LIBOR Transition – the way forward
The process to adopting to a market without LIBOR has already started. Some markets, including the derivatives market, have come a long way with the transition from LIBOR to so-called risk-free reference rates («RFR«). Alternative reference rates («ARR«s) are recommended to replace LIBOR currency rates in key markets, including the Secured Overnight Financing Rate («SOFR«) in the US and the Sterling Overnight Index Average («SONIA«) in the UK. The Loan Market Association («LMA«) is working with the market, other trade associations and the regulators on the transition and have published, amongst other, a Reference Rate Selection Agreement and a Replacement Screen Rate Clause, together with an users guide. The Replacement Screen Rate Clause was also incorporated into the LMA facility agreements as of 28 February 2020 in order to facilitate further flexibility for the upcoming transition.

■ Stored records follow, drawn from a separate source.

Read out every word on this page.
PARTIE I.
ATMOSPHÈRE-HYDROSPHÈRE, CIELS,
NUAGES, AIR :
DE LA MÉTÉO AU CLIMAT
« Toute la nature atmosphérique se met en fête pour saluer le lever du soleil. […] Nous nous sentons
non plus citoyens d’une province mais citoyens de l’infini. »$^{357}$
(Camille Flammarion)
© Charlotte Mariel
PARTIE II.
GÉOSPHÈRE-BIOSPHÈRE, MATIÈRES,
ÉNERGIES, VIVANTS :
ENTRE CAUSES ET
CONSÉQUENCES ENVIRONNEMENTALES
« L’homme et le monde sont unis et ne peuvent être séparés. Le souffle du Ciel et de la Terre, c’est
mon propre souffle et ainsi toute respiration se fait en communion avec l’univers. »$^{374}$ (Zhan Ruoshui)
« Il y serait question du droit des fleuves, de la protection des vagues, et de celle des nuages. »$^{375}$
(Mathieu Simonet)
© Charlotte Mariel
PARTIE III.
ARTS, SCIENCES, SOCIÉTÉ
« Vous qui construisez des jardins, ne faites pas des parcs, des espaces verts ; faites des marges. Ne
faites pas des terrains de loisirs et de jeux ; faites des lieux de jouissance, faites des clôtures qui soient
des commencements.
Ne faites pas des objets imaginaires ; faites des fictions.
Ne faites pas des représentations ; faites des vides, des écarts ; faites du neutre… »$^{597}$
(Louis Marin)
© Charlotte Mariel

It is common for loan or credit agreements to include Unavailability of Screen Rate Clauses with fallback options such as reference bank rates, shortened interest periods, interpolated rates and cost of funds mechanisms. It is also common with Market Disruption Clauses for the situation where lenders’ costs of funding is in excess of LIBOR. There are, however, very few loan or credit agreements that provide for a pre-agreed alternative to LIBOR or other alternative reference rates if LIBOR is cancelled.
Since very few of the loan or credit agreements offers a long-term alternative to LIBOR for the calculation of interest, the interest rates related to the bank’s funding costs will need to be calculated manually for each interest period for each such loan or credit agreement. In view of the large number of loan or credit agreements referencing LIBOR, such manual calculation will prove difficult, or even impossible. The result will rather be that amendment agreements will have to be entered into for each loan or credit agreement referencing LIBOR, amending the agreements to reflect an alternative reference rate for the interest rate calculation. The users’ guide and Replacement Screen Rate Clause published by LMA could give useful guidance in this respect.
But even though the market has known about the cancellation of LIBOR for some time, the end of publication of LIBOR will potentially result in market disruptions. All companies with an exposure to LIBOR should therefore start preparing to transition their exposure away from LIBOR as soon as possible. The cancellation of LIBOR could have an impact on existing contracts, on a company’s liquidity, on its financial reporting and on tax (to mention a few). This again raises a number of questions and challenges, including which alternative reference rate to be used in existing and future contracts and agreements, which lender consent requirement should apply in loan agreements, whether the change in the reference rate would affect the pricing of the loan, who should cover the amendment costs and how a reference rate in a loan/credit agreement will relate to the reference rate under the relating interest rate hedging (to mention a few).
The list of uncertainties is long and we are just beginning to see the start of the transition away from LIBOR. There are reason to believe that loan agreements entered into in the near future will have to deal with this uncertainty and offer a clear alternative to LIBOR or even better reference other interest rate benchmarks for the calculation of interest.
End note: For the Norwegian market, the Central Bank of Norway (Norges Bank)’s working group has recommended a reformed version of the Norwegian Overnight Weighted Average («NOWA«) as an alternative to NIBOR. Although there is an expectation that liquidity in NIBOR will gradually decline, there is no proposal yet to liquidate NIBOR. Therefore, there is reason to assume that the liquidation of LIBOR (and not NIBOR) will have more severe consequences for the Norwegian loan market than the reformation of NIBOR.